La rénovation de surface : un avantage propre au bois véritable
Parce que sa couche supérieure est du bois réel, un parquet contrecollé peut généralement être poncé et revernis une ou plusieurs fois au cours de sa vie, selon l’épaisseur de cette couche d’usure — à vérifier sur la fiche technique du produit. Un parquet stratifié ne peut pas être poncé : une fois le décor imprimé usé ou rayé en profondeur, seul le remplacement des lames concernées reste possible.
Pièces humides : vérifier la classe avant tout achat
Ni le parquet contrecollé ni le parquet flottant standard ne sont conçus par défaut pour une pièce très humide.
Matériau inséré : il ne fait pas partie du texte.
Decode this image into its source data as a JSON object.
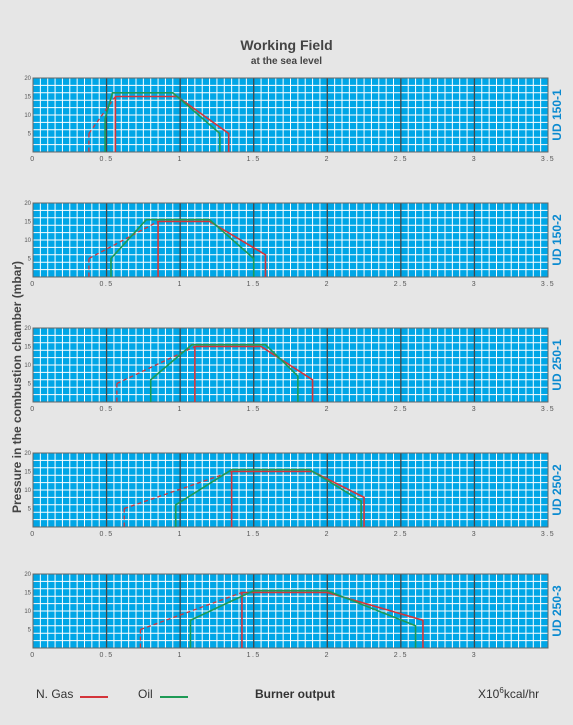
{
  "title": "Working Field",
  "subtitle": "at the sea level",
  "ylabel": "Pressure in the combustion chamber (mbar)",
  "xlabel": "Burner output",
  "unit_prefix": "X10",
  "unit_exp": "6",
  "unit_suffix": "kcal/hr",
  "legend": [
    {
      "label": "N. Gas",
      "color": "#d4343a"
    },
    {
      "label": "Oil",
      "color": "#1e9a55"
    }
  ],
  "colors": {
    "grid_bg": "#00a6e6",
    "grid_line": "#ffffff",
    "major_line": "#444444",
    "panel_label": "#0a8ad0"
  },
  "chart_data": [
    {
      "type": "line",
      "name": "UD 150-1",
      "xlim": [
        0,
        3.5
      ],
      "ylim": [
        0,
        20
      ],
      "x_ticks": [
        "0",
        "0.5",
        "1",
        "1.5",
        "2",
        "2.5",
        "3",
        "3.5"
      ],
      "y_ticks": [
        "5",
        "10",
        "15",
        "20"
      ],
      "series": [
        {
          "name": "N. Gas",
          "points": [
            [
              0.56,
              0
            ],
            [
              0.56,
              15
            ],
            [
              0.98,
              15
            ],
            [
              1.33,
              5
            ],
            [
              1.33,
              0
            ]
          ],
          "dashed_from": [
            [
              0.38,
              5
            ],
            [
              0.56,
              15
            ]
          ]
        },
        {
          "name": "Oil",
          "points": [
            [
              0.49,
              0
            ],
            [
              0.49,
              9
            ],
            [
              0.54,
              16
            ],
            [
              0.95,
              16
            ],
            [
              1.27,
              5
            ],
            [
              1.27,
              0
            ]
          ]
        }
      ]
    },
    {
      "type": "line",
      "name": "UD 150-2",
      "xlim": [
        0,
        3.5
      ],
      "ylim": [
        0,
        20
      ],
      "x_ticks": [
        "0",
        "0.5",
        "1",
        "1.5",
        "2",
        "2.5",
        "3",
        "3.5"
      ],
      "y_ticks": [
        "5",
        "10",
        "15",
        "20"
      ],
      "series": [
        {
          "name": "N. Gas",
          "points": [
            [
              0.85,
              0
            ],
            [
              0.85,
              15
            ],
            [
              1.2,
              15
            ],
            [
              1.58,
              6
            ],
            [
              1.58,
              0
            ]
          ],
          "dashed_from": [
            [
              0.38,
              5
            ],
            [
              0.85,
              15
            ]
          ]
        },
        {
          "name": "Oil",
          "points": [
            [
              0.53,
              0
            ],
            [
              0.53,
              5
            ],
            [
              0.77,
              15.5
            ],
            [
              1.2,
              15.5
            ],
            [
              1.5,
              5
            ],
            [
              1.5,
              0
            ]
          ]
        }
      ]
    },
    {
      "type": "line",
      "name": "UD 250-1",
      "xlim": [
        0,
        3.5
      ],
      "ylim": [
        0,
        20
      ],
      "x_ticks": [
        "0",
        "0.5",
        "1",
        "1.5",
        "2",
        "2.5",
        "3",
        "3.5"
      ],
      "y_ticks": [
        "5",
        "10",
        "15",
        "20"
      ],
      "series": [
        {
          "name": "N. Gas",
          "points": [
            [
              1.1,
              0
            ],
            [
              1.1,
              15
            ],
            [
              1.55,
              15
            ],
            [
              1.9,
              6
            ],
            [
              1.9,
              0
            ]
          ],
          "dashed_from": [
            [
              0.57,
              5
            ],
            [
              1.1,
              15
            ]
          ]
        },
        {
          "name": "Oil",
          "points": [
            [
              0.8,
              0
            ],
            [
              0.8,
              6
            ],
            [
              1.08,
              15.5
            ],
            [
              1.58,
              15.5
            ],
            [
              1.8,
              7
            ],
            [
              1.8,
              0
            ]
          ]
        }
      ]
    },
    {
      "type": "line",
      "name": "UD 250-2",
      "xlim": [
        0,
        3.5
      ],
      "ylim": [
        0,
        20
      ],
      "x_ticks": [
        "0",
        "0.5",
        "1",
        "1.5",
        "2",
        "2.5",
        "3",
        "3.5"
      ],
      "y_ticks": [
        "5",
        "10",
        "15",
        "20"
      ],
      "series": [
        {
          "name": "N. Gas",
          "points": [
            [
              1.35,
              0
            ],
            [
              1.35,
              15
            ],
            [
              1.9,
              15
            ],
            [
              2.25,
              8
            ],
            [
              2.25,
              0
            ]
          ],
          "dashed_from": [
            [
              0.62,
              5
            ],
            [
              1.35,
              15
            ]
          ]
        },
        {
          "name": "Oil",
          "points": [
            [
              0.97,
              0
            ],
            [
              0.97,
              6
            ],
            [
              1.35,
              15.5
            ],
            [
              1.88,
              15.5
            ],
            [
              2.23,
              7
            ],
            [
              2.23,
              0
            ]
          ]
        }
      ]
    },
    {
      "type": "line",
      "name": "UD 250-3",
      "xlim": [
        0,
        3.5
      ],
      "ylim": [
        0,
        20
      ],
      "x_ticks": [
        "0",
        "0.5",
        "1",
        "1.5",
        "2",
        "2.5",
        "3",
        ""
      ],
      "y_ticks": [
        "5",
        "10",
        "15",
        "20"
      ],
      "series": [
        {
          "name": "N. Gas",
          "points": [
            [
              1.42,
              0
            ],
            [
              1.42,
              15
            ],
            [
              2.0,
              15
            ],
            [
              2.65,
              7.5
            ],
            [
              2.65,
              0
            ]
          ],
          "dashed_from": [
            [
              0.73,
              5
            ],
            [
              1.42,
              15
            ]
          ]
        },
        {
          "name": "Oil",
          "points": [
            [
              1.07,
              0
            ],
            [
              1.07,
              7.5
            ],
            [
              1.5,
              15.5
            ],
            [
              2.0,
              15.5
            ],
            [
              2.6,
              6
            ],
            [
              2.6,
              0
            ]
          ]
        }
      ]
    }
  ]
}
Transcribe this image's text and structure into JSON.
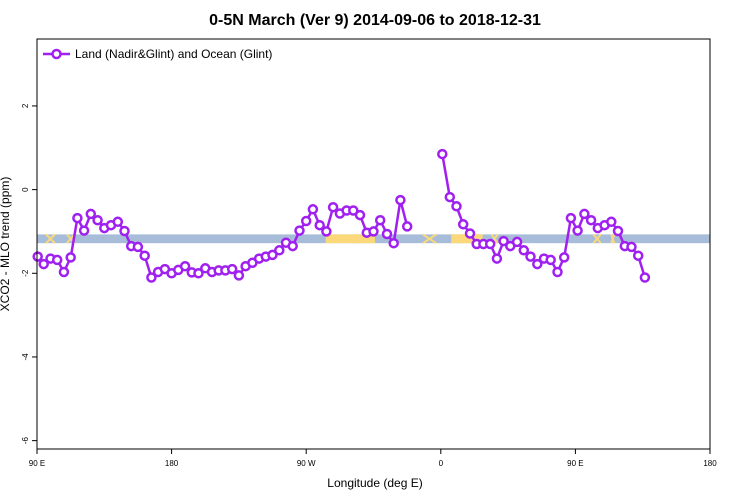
{
  "chart_data": {
    "type": "line",
    "title": "0-5N March (Ver 9)   2014-09-06 to 2018-12-31",
    "xlabel": "Longitude (deg E)",
    "ylabel": "XCO2 - MLO trend (ppm)",
    "xlim": [
      90,
      540
    ],
    "ylim": [
      -6.2,
      3.6
    ],
    "x_ticks": [
      {
        "value": 90,
        "label": "90 E"
      },
      {
        "value": 180,
        "label": "180"
      },
      {
        "value": 270,
        "label": "90 W"
      },
      {
        "value": 360,
        "label": "0"
      },
      {
        "value": 450,
        "label": "90 E"
      },
      {
        "value": 540,
        "label": "180"
      }
    ],
    "y_ticks": [
      {
        "value": 2,
        "label": "2"
      },
      {
        "value": 0,
        "label": "0"
      },
      {
        "value": -2,
        "label": "-2"
      },
      {
        "value": -4,
        "label": "-4"
      },
      {
        "value": -6,
        "label": "-6"
      }
    ],
    "grid": false,
    "legend": {
      "position": "top-left",
      "entries": [
        "Land (Nadir&Glint) and Ocean (Glint)"
      ]
    },
    "surface_band": {
      "y_range": [
        -1.28,
        -1.07
      ],
      "ocean_color": "#a7bcd8",
      "land_color": "#fbd97a",
      "land_segments": [
        [
          96,
          102
        ],
        [
          110,
          115
        ],
        [
          348,
          357
        ],
        [
          367,
          374
        ],
        [
          394,
          398
        ],
        [
          462,
          467
        ],
        [
          474,
          476
        ]
      ],
      "land_blocks": [
        [
          283,
          307
        ],
        [
          301,
          316
        ],
        [
          367,
          386
        ],
        [
          376,
          388
        ]
      ]
    },
    "series": [
      {
        "name": "Land (Nadir&Glint) and Ocean (Glint)",
        "color": "#a020f0",
        "segments": [
          [
            [
              90.5,
              -1.6
            ],
            [
              94.5,
              -1.78
            ],
            [
              99,
              -1.65
            ],
            [
              103.5,
              -1.68
            ],
            [
              108,
              -1.97
            ],
            [
              112.5,
              -1.62
            ],
            [
              117,
              -0.68
            ],
            [
              121.5,
              -0.98
            ],
            [
              126,
              -0.58
            ],
            [
              130.5,
              -0.73
            ],
            [
              135,
              -0.92
            ],
            [
              139.5,
              -0.85
            ],
            [
              144,
              -0.77
            ],
            [
              148.5,
              -0.99
            ],
            [
              153,
              -1.35
            ],
            [
              157.5,
              -1.37
            ],
            [
              162,
              -1.58
            ],
            [
              166.5,
              -2.1
            ],
            [
              171,
              -1.97
            ],
            [
              175.5,
              -1.9
            ],
            [
              180,
              -2.0
            ],
            [
              184.5,
              -1.92
            ],
            [
              189,
              -1.83
            ],
            [
              193.5,
              -1.98
            ],
            [
              198,
              -2.0
            ],
            [
              202.5,
              -1.88
            ],
            [
              207,
              -1.97
            ],
            [
              211.5,
              -1.93
            ],
            [
              216,
              -1.93
            ],
            [
              220.5,
              -1.9
            ],
            [
              225,
              -2.05
            ],
            [
              229.5,
              -1.83
            ],
            [
              234,
              -1.75
            ],
            [
              238.5,
              -1.65
            ],
            [
              243,
              -1.6
            ],
            [
              247.5,
              -1.56
            ],
            [
              252,
              -1.45
            ],
            [
              256.5,
              -1.27
            ],
            [
              261,
              -1.35
            ],
            [
              265.5,
              -0.98
            ],
            [
              270,
              -0.75
            ],
            [
              274.5,
              -0.47
            ],
            [
              279,
              -0.85
            ],
            [
              283.5,
              -1.0
            ],
            [
              288,
              -0.42
            ],
            [
              292.5,
              -0.57
            ],
            [
              297,
              -0.5
            ],
            [
              301.5,
              -0.5
            ],
            [
              306,
              -0.61
            ],
            [
              310.5,
              -1.03
            ],
            [
              315,
              -1.0
            ],
            [
              319.5,
              -0.73
            ],
            [
              324,
              -1.06
            ],
            [
              328.5,
              -1.28
            ],
            [
              333,
              -0.25
            ],
            [
              337.5,
              -0.88
            ]
          ],
          [
            [
              361,
              0.85
            ],
            [
              366,
              -0.18
            ],
            [
              370.5,
              -0.4
            ],
            [
              375,
              -0.83
            ],
            [
              379.5,
              -1.05
            ],
            [
              384,
              -1.3
            ],
            [
              388.5,
              -1.3
            ],
            [
              393,
              -1.3
            ],
            [
              397.5,
              -1.65
            ],
            [
              402,
              -1.23
            ],
            [
              406.5,
              -1.35
            ],
            [
              411,
              -1.25
            ],
            [
              415.5,
              -1.45
            ],
            [
              420,
              -1.6
            ],
            [
              424.5,
              -1.78
            ],
            [
              429,
              -1.65
            ],
            [
              433.5,
              -1.68
            ],
            [
              438,
              -1.97
            ],
            [
              442.5,
              -1.62
            ],
            [
              447,
              -0.68
            ],
            [
              451.5,
              -0.98
            ],
            [
              456,
              -0.58
            ],
            [
              460.5,
              -0.73
            ],
            [
              465,
              -0.92
            ],
            [
              469.5,
              -0.85
            ],
            [
              474,
              -0.77
            ],
            [
              478.5,
              -0.99
            ],
            [
              483,
              -1.35
            ],
            [
              487.5,
              -1.37
            ],
            [
              492,
              -1.58
            ],
            [
              496.5,
              -2.1
            ]
          ]
        ]
      }
    ]
  }
}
Certaines références de parquet flottant existent toutefois en version hydrofuge, adaptée à une salle de bain ou une cuisine avec précaution ; pour le contrecollé, une finition huile ou vernis renforcée peut également mieux résister aux projections ponctuelles. Dans tous les cas, vérifiez expressément la compatibilité avec une pièce d’eau sur la fiche du produit avant l’achat : ce n’est jamais l’usage par défaut.
La pose : flottante dans les deux cas, mais pas identique
Le parquet flottant se clipse quasi systématiquement sans colle sur une sous-couche isolante, ce qui en fait une pose accessible à un bricoleur débutant. Le parquet contrecollé se pose soit en flottant clipsable également, soit collé en plein sur le support : la pose collée, plus technique, améliore généralement la stabilité et réduit les bruits de pas, mais demande davantage de préparation du support.
Entretien courant : des besoins proches, une sensibilité différente
Les deux matériaux s’entretiennent de façon proche au quotidien : balai ou aspirateur, puis une serpillière bien essorée — jamais d’eau stagnante sur aucun des deux matériaux, qui peuvent gonfler en cas d’infiltration prolongée au niveau des joints. Le parquet contrecollé huilé demande en plus un entretien périodique à l’huile d’entretien pour conserver sa protection de surface, contrairement au stratifié dont la couche de résine ne se renouvelle pas.
En résumé
Le parquet contrecollé séduit par l’authenticité du bois véritable et la possibilité de le rénover par ponçage, moyennant un budget plus élevé. Le parquet flottant offre un rendu visuel proche pour un coût nettement inférieur et une pose plus simple, au prix d’une durée de vie liée à l’usure de son décor imprimé. Le bon choix dépend avant tout du budget disponible et de l’usage réel de la pièce.
Questions fréquentes
Le parquet flottant est-il vraiment du bois ?
Non, il s’agit d’un panneau de fibres haute densité recouvert d’un décor imprimé imitant le bois, protégé par une couche de résine. Le parquet contrecollé, lui, comporte une vraie couche de bois en surface.
Peut-on poser du parquet flottant sur un ancien carrelage ?
C’est généralement possible à condition que le support soit plan et sain, avec une sous-couche adaptée : vérifiez toujours les préconisations du fabricant selon l’état du carrelage existant.
Le parquet contrecollé craint-il l'humidité ?
Comme tout parquet, il n’est pas conçu par défaut pour une pièce très humide. Certaines finitions résistent mieux aux projections ponctuelles, mais vérifiez toujours la compatibilité annoncée avant de l’installer en salle de bain.
Quelle est la durée de vie d'un parquet flottant ?
Elle dépend fortement de la classe d’usage du produit et du trafic de la pièce : un modèle de classe résidentielle standard dans une pièce peu fréquentée dure plus longtemps qu’un usage intensif. Vérifiez la classe d’usage indiquée sur l’emballage pour l’adapter à la pièce concernée.